The dataset is structured as follows:
- MONTH: goes from ‘2021-12-01’ to ‘2023-04-01’; with 17 unique dates being the first date of each month in that interval
- MSISDN: includes “5,944,104” unique phone number; which are repeated for each month
- TOT_OUTG_REV: which includes the total revenue (a real number) generated by the MSISDN in the particular MONTH variable
- TOT_DATA_REV: which includes the total data revenue (a real number) generated by the MSISDN in the particular MONTH variable; this is the target variable
- NB_OUTG_SMS: which includes the number of SMS (an int) sent by MSISDN
- COMMUNE: which includes the city (a categorical variable) the MSISDN is located in
- OCCUPATION: which includes the profession (a categorical variable) of the MSISDN
- REG_DATE: which includes the registration date of the MSISDN
Here is a sample of the code I wrote to format the dataset
CODE:
pers_loc_rev_sample_hf = []
start_date = pers_loc_rev["COHORT_MONTH"].min()

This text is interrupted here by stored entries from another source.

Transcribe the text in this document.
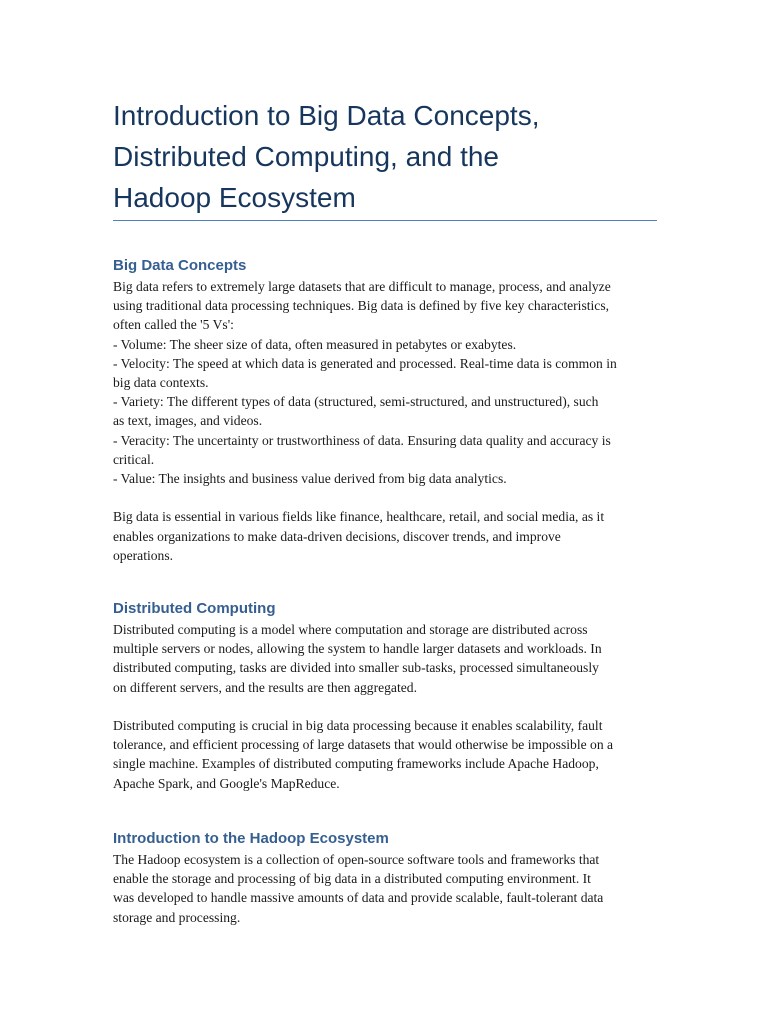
Introduction to Big Data Concepts,
Distributed Computing, and the
Hadoop Ecosystem
Big Data Concepts

Big data refers to extremely large datasets that are difficult to manage, process, and analyze
using traditional data processing techniques. Big data is defined by five key characteristics,
often called the '5 Vs':
- Volume: The sheer size of data, often measured in petabytes or exabytes.
- Velocity: The speed at which data is generated and processed. Real-time data is common in
big data contexts.
- Variety: The different types of data (structured, semi-structured, and unstructured), such
as text, images, and videos.
- Veracity: The uncertainty or trustworthiness of data. Ensuring data quality and accuracy is
critical.
- Value: The insights and business value derived from big data analytics.

Big data is essential in various fields like finance, healthcare, retail, and social media, as it
enables organizations to make data-driven decisions, discover trends, and improve
operations.

Distributed Computing

Distributed computing is a model where computation and storage are distributed across
multiple servers or nodes, allowing the system to handle larger datasets and workloads. In
distributed computing, tasks are divided into smaller sub-tasks, processed simultaneously
on different servers, and the results are then aggregated.

Distributed computing is crucial in big data processing because it enables scalability, fault
tolerance, and efficient processing of large datasets that would otherwise be impossible on a
single machine. Examples of distributed computing frameworks include Apache Hadoop,
Apache Spark, and Google's MapReduce.

Introduction to the Hadoop Ecosystem

The Hadoop ecosystem is a collection of open-source software tools and frameworks that
enable the storage and processing of big data in a distributed computing environment. It
was developed to handle massive amounts of data and provide scalable, fault-tolerant data
storage and processing.
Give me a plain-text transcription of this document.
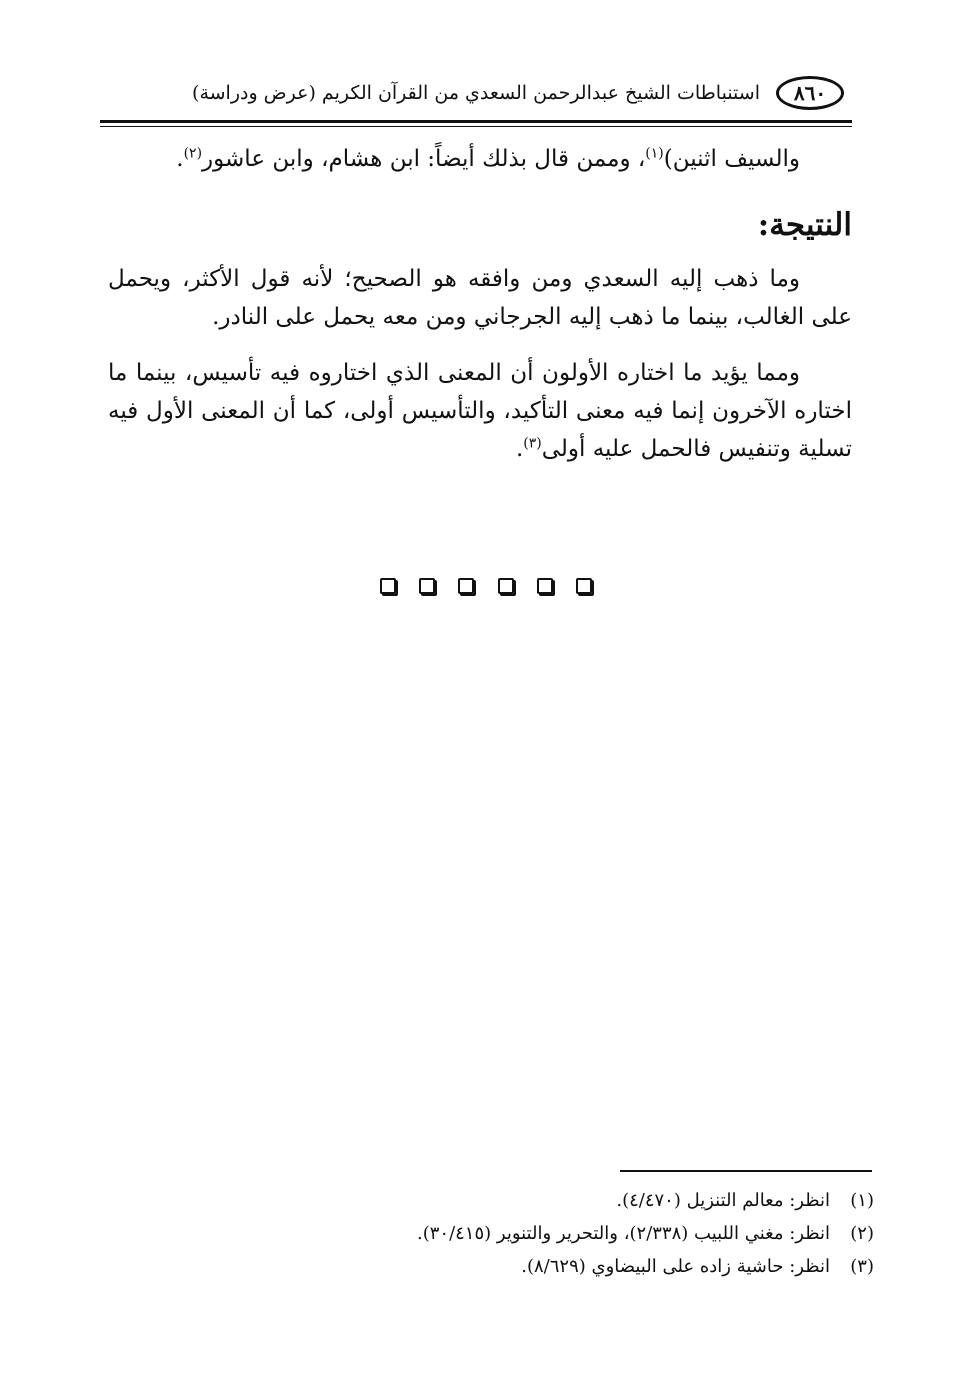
٨٦٠
استنباطات الشيخ عبدالرحمن السعدي من القرآن الكريم (عرض ودراسة)

والسيف اثنين)$^{(١)}$، وممن قال بذلك أيضاً: ابن هشام، وابن عاشور$^{(٢)}$.

النتيجة:

وما ذهب إليه السعدي ومن وافقه هو الصحيح؛ لأنه قول الأكثر، ويحمل على الغالب، بينما ما ذهب إليه الجرجاني ومن معه يحمل على النادر.

ومما يؤيد ما اختاره الأولون أن المعنى الذي اختاروه فيه تأسيس، بينما ما اختاره الآخرون إنما فيه معنى التأكيد، والتأسيس أولى، كما أن المعنى الأول فيه تسلية وتنفيس فالحمل عليه أولى$^{(٣)}$.

(١)انظر: معالم التنزيل (٤/٤٧٠).
(٢)انظر: مغني اللبيب (٢/٣٣٨)، والتحرير والتنوير (٣٠/٤١٥).
(٣)انظر: حاشية زاده على البيضاوي (٨/٦٢٩).
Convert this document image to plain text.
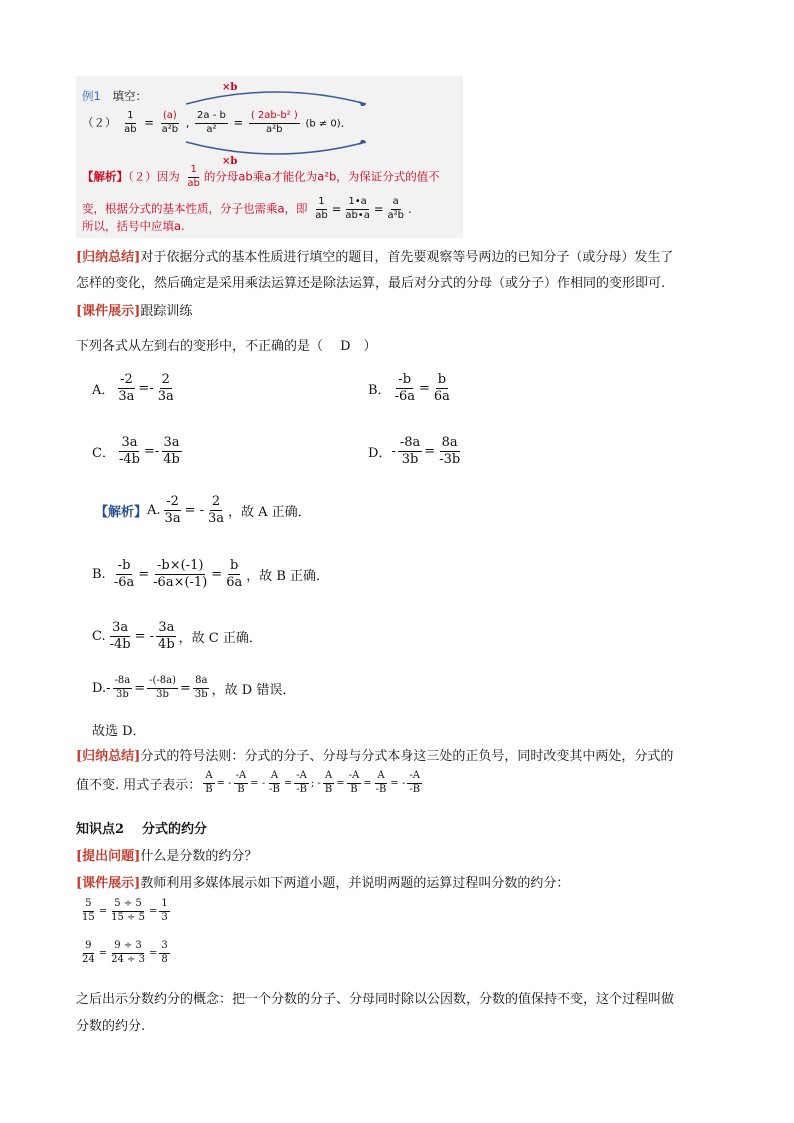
例1 填空：
×b
$(2) \frac{1}{ab} = \frac{(a)}{\text{a²b}}$ , $\frac{2a - b}{\text{a²}} = \frac{\text{( 2ab-b² )}}{\text{a²b}} (b \ne 0)$．
×b
【解析】（２）因为 $\frac{1}{ab}$ 的分母ab乘a才能化为a²b，为保证分式的值不
变，根据分式的基本性质，分子也需乘a，即 $\frac{1}{ab} = \frac{1•a}{ab•a} = \frac{a}{\text{a²b}}$ .
所以，括号中应填a.
[归纳总结]对于依据分式的基本性质进行填空的题目，首先要观察等号两边的已知分子（或分母）发生了
怎样的变化，然后确定是采用乘法运算还是除法运算，最后对分式的分母（或分子）作相同的变形即可.
[课件展示]跟踪训练
下列各式从左到右的变形中，不正确的是（　 D　）
A． $\frac{-2}{3a} =- \frac{2}{3a}$	B． $\frac{-b}{-6a} = \frac{b}{6a}$
C． $\frac{3a}{-4b} =- \frac{3a}{4b}$	D． - $\frac{-8a}{3b} = \frac{8a}{-3b}$
【解析】 A. $\frac{-2}{3a}$ = - $\frac{2}{3a}$ ，故 A 正确．
B.
$\frac{-b}{-6a} = \frac{-b\times(-1)}{-6a\times(-1)} = \frac{b}{6a}$ ，故 B 正确．
C. $\frac{3a}{-4b}$ = - $\frac{3a}{4b}$ ，故 C 正确．
D. - $\frac{-8a}{3b} = \frac{-(-8a)}{3b} = \frac{8a}{3b}$ ，故 D 错误．
故选 D．
[归纳总结]分式的符号法则：分式的分子、分母与分式本身这三处的正负号，同时改变其中两处，分式的
值不变. 用式子表示： $\frac{A}{B}$ = - $\frac{-A}{B}$ = - $\frac{A}{-B} = \frac{-A}{-B}$ ; - $\frac{A}{B} = \frac{-A}{B} = \frac{A}{-B}$ = - $\frac{-A}{-B}$
知识点2 分式的约分
[提出问题]什么是分数的约分？
[课件展示]教师利用多媒体展示如下两道小题，并说明两题的运算过程叫分数的约分：
$\frac{5}{15} = \frac{5 \div 5}{15 \div 5} = \frac{1}{3}$
$\frac{9}{24} = \frac{9 \div 3}{24 \div 3} = \frac{3}{8}$
之后出示分数约分的概念：把一个分数的分子、分母同时除以公因数，分数的值保持不变，这个过程叫做
分数的约分.
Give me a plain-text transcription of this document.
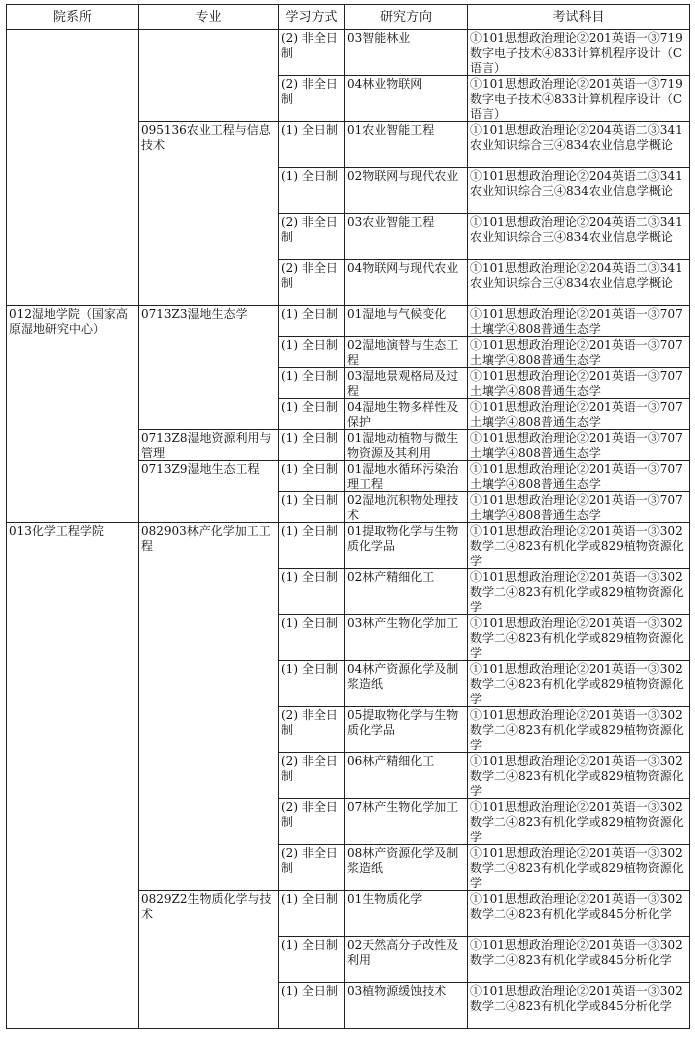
院系所	专业	学习方式	研究方向	考试科目

		(2) 非全日制	03智能林业	①101思想政治理论②201英语一③719数字电子技术④833计算机程序设计（C语言）

		(2) 非全日制	04林业物联网	①101思想政治理论②201英语一③719数字电子技术④833计算机程序设计（C语言）

	095136农业工程与信息技术	(1) 全日制	01农业智能工程	①101思想政治理论②204英语二③341农业知识综合三④834农业信息学概论

		(1) 全日制	02物联网与现代农业	①101思想政治理论②204英语二③341农业知识综合三④834农业信息学概论

		(2) 非全日制	03农业智能工程	①101思想政治理论②204英语二③341农业知识综合三④834农业信息学概论

		(2) 非全日制	04物联网与现代农业	①101思想政治理论②204英语二③341农业知识综合三④834农业信息学概论

012湿地学院（国家高原湿地研究中心）	0713Z3湿地生态学	(1) 全日制	01湿地与气候变化	①101思想政治理论②201英语一③707土壤学④808普通生态学

		(1) 全日制	02湿地演替与生态工程	①101思想政治理论②201英语一③707土壤学④808普通生态学

		(1) 全日制	03湿地景观格局及过程	①101思想政治理论②201英语一③707土壤学④808普通生态学

		(1) 全日制	04湿地生物多样性及保护	①101思想政治理论②201英语一③707土壤学④808普通生态学

	0713Z8湿地资源利用与管理	(1) 全日制	01湿地动植物与微生物资源及其利用	①101思想政治理论②201英语一③707土壤学④808普通生态学

	0713Z9湿地生态工程	(1) 全日制	01湿地水循环污染治理工程	①101思想政治理论②201英语一③707土壤学④808普通生态学

		(1) 全日制	02湿地沉积物处理技术	①101思想政治理论②201英语一③707土壤学④808普通生态学

013化学工程学院	082903林产化学加工工程	(1) 全日制	01提取物化学与生物质化学品	①101思想政治理论②201英语一③302数学二④823有机化学或829植物资源化学

		(1) 全日制	02林产精细化工	①101思想政治理论②201英语一③302数学二④823有机化学或829植物资源化学

		(1) 全日制	03林产生物化学加工	①101思想政治理论②201英语一③302数学二④823有机化学或829植物资源化学

		(1) 全日制	04林产资源化学及制浆造纸	①101思想政治理论②201英语一③302数学二④823有机化学或829植物资源化学

		(2) 非全日制	05提取物化学与生物质化学品	①101思想政治理论②201英语一③302数学二④823有机化学或829植物资源化学

		(2) 非全日制	06林产精细化工	①101思想政治理论②201英语一③302数学二④823有机化学或829植物资源化学

		(2) 非全日制	07林产生物化学加工	①101思想政治理论②201英语一③302数学二④823有机化学或829植物资源化学

		(2) 非全日制	08林产资源化学及制浆造纸	①101思想政治理论②201英语一③302数学二④823有机化学或829植物资源化学

	0829Z2生物质化学与技术	(1) 全日制	01生物质化学	①101思想政治理论②201英语一③302数学二④823有机化学或845分析化学

		(1) 全日制	02天然高分子改性及利用	①101思想政治理论②201英语一③302数学二④823有机化学或845分析化学

		(1) 全日制	03植物源缓蚀技术	①101思想政治理论②201英语一③302数学二④823有机化学或845分析化学
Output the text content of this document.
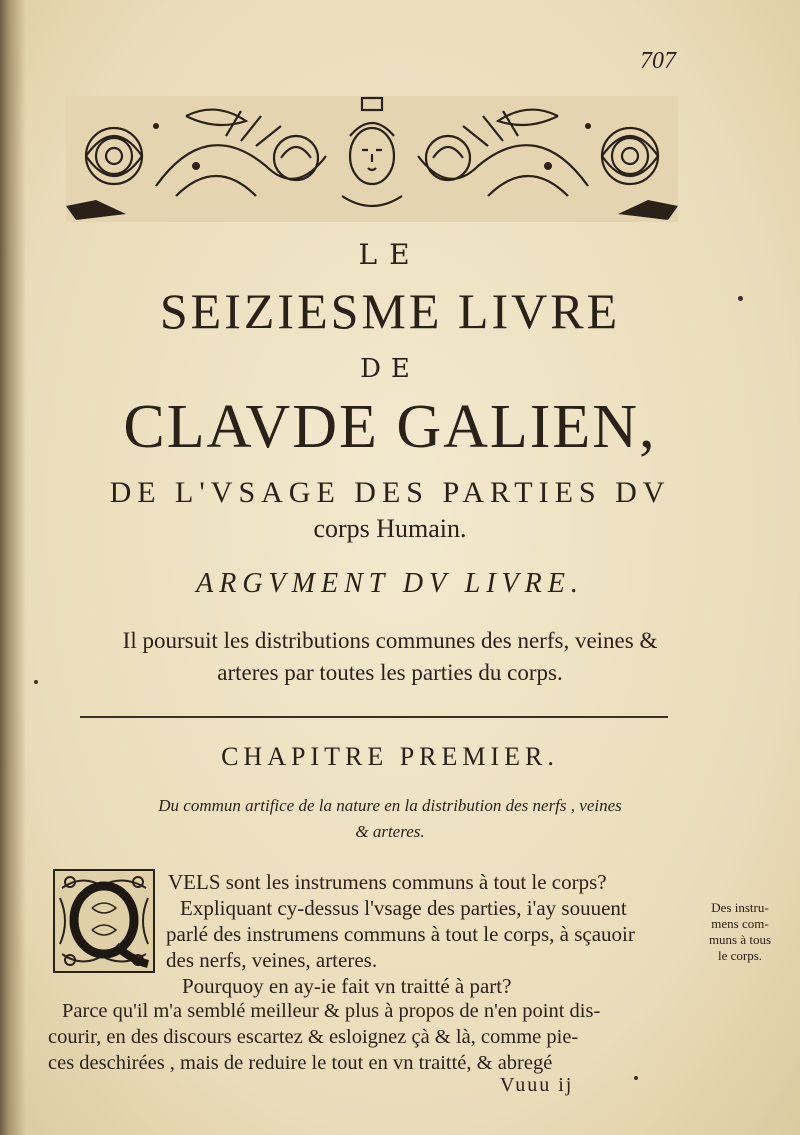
707
LE
SEIZIESME LIVRE
DE
CLAVDE GALIEN,
DE L'VSAGE DES PARTIES DV
corps Humain.
ARGVMENT DV LIVRE.
Il poursuit les distributions communes des nerfs, veines &
arteres par toutes les parties du corps.
CHAPITRE PREMIER.
Du commun artifice de la nature en la distribution des nerfs , veines
& arteres.
VELS sont les instrumens communs à tout le corps?
Expliquant cy-dessus l'vsage des parties, i'ay souuent
parlé des instrumens communs à tout le corps, à sçauoir
des nerfs, veines, arteres.
Pourquoy en ay-ie fait vn traitté à part?
Parce qu'il m'a semblé meilleur & plus à propos de n'en point dis-
courir, en des discours escartez & esloignez çà & là, comme pie-
ces deschirées , mais de reduire le tout en vn traitté, & abregé
Des instru-
mens com-
muns à tous
le corps.
Vuuu ij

for i, msisdn in enumerate(pers_loc_rev_apr23_msisdn[8470:]):
hf_dict = {}
hf_dict["MSISDN"] = msisdn
hf_dict["START_DATE"] = pers_loc_rev[pers_loc_rev["MSISDN"]==msisdn]["COHORT_MONTH"].min()
hf_dict["TARGET"] = pers_loc_rev[pers_loc_rev["MSISDN"]==msisdn]["TOT_DATA_REV"].values
hf_dict["FEAT_STATIC_CAT"] = []
hf_dict["FEAT_DYNAMIC_REAL"] = []
for dyn_col in dynamic_real_cols:
hf_dict["FEAT_DYNAMIC_REAL"].append(pers_loc_rev[pers_loc_rev["MSISDN"]==msisdn][dyn_col].values)
for stat_col in static_cat_cols:
hf_dict["FEAT_STATIC_CAT"].append(pers_loc_rev[pers_loc_rev["MSISDN"]==msisdn][stat_col].values)
if i==10000 : break
pers_loc_rev_sample_hf.append(hf_dict)
from datasets import Dataset, Features, Value, Sequence
features = Features(
{
"START_DATE": Value("timestamp[s]"),
"TARGET": Sequence(Value("float32")),
"FEAT_STATIC_CAT": Sequence(Value("string")),
"FEAT_DYNAMIC_REAL": Sequence(Sequence(Value("float32"))),
"MSISDN": Value("string"),
}
)
# pers_loc_rev_sample_hf
dataset = Dataset.from_list(pers_loc_rev_sample_hf, features=features)
This code is extremely slow for a 101,049,768 rows dataframe, does anyone have a recommendation on how to do these efficient?